Among the training sample players, the model forecasted the highest likelihood for Tim Duncan—over 96% chance of All-Star status, which aligns with his rookie season achievement. High probabilities were also noted for Shaquille O’Neal (94.3%) and Pau Gasol (93.3%).
Conversely, Clark Kellogg was flagged as a false positive with nearly a 90% chance of being an All-Star, despite knee injuries that curtailed his career after five seasons. On the flip side, Jayson Williams and Ricky Pierce received 0% odds from the model, yet both made it to one All-Star game.

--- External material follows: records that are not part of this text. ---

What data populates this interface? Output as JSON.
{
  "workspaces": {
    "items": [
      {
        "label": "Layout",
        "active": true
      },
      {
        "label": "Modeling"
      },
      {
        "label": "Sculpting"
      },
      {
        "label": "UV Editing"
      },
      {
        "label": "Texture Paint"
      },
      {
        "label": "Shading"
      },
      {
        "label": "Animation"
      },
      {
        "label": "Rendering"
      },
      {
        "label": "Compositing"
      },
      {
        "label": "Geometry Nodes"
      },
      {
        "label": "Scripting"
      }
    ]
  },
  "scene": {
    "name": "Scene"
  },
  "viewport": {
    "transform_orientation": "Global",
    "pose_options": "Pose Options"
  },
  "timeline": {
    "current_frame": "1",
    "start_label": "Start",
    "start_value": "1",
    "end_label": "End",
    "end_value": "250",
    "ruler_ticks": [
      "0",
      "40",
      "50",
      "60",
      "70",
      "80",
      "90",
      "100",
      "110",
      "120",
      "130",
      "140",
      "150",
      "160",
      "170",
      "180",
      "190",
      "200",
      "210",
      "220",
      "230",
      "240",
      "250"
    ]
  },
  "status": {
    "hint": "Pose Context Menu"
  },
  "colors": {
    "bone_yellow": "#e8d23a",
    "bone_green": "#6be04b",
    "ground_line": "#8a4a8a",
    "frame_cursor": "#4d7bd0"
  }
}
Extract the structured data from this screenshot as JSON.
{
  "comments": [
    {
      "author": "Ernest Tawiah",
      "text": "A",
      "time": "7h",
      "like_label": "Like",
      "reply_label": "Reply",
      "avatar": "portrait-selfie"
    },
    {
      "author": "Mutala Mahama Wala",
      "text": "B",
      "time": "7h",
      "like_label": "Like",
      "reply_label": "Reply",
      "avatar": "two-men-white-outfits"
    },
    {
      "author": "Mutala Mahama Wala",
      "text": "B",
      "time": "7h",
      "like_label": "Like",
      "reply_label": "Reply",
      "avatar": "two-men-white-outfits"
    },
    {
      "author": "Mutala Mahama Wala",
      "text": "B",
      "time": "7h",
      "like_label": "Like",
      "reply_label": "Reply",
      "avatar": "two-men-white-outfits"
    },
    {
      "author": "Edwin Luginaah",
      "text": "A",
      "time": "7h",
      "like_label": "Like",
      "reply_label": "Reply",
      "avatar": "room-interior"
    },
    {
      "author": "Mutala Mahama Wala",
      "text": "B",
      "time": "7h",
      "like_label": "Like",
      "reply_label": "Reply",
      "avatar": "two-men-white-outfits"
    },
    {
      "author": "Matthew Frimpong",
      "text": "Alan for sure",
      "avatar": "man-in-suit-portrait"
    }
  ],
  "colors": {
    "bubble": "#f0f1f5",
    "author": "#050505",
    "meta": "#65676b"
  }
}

The model's performance with Rookie of the Year winners is summarized below:
Future Predictions for the 2020 Draft Class
Using the model, I can project outcomes for the 2020 draft class. If re-drafted based on this model’s predictions (excluding some players with limited data), the results would be as follows:
While no standout prospects emerged, the model predicts that two potential All-Stars—Tyrese Haliburton and LaMelo Ball—could arise from this group. The confusion matrix results suggest that there may be additional hidden talents among the less remarkable rookies.
Final Thoughts
Evaluating basketball prospects presents a significant challenge. So, can rookie performances indicate future All-Stars? The answer is partially affirmative. While rookie seasons offer valuable insights, the unpredictable nature of careers means many talented players may not be easily distinguishable from average rookies.
Enhanced data collection methods could further refine predictions. The introduction of player tracking technology since the 2013/14 season has provided richer datasets, paving the way for more accurate forecasting. However, until a larger sample is available, the model's predictive capabilities remain constrained.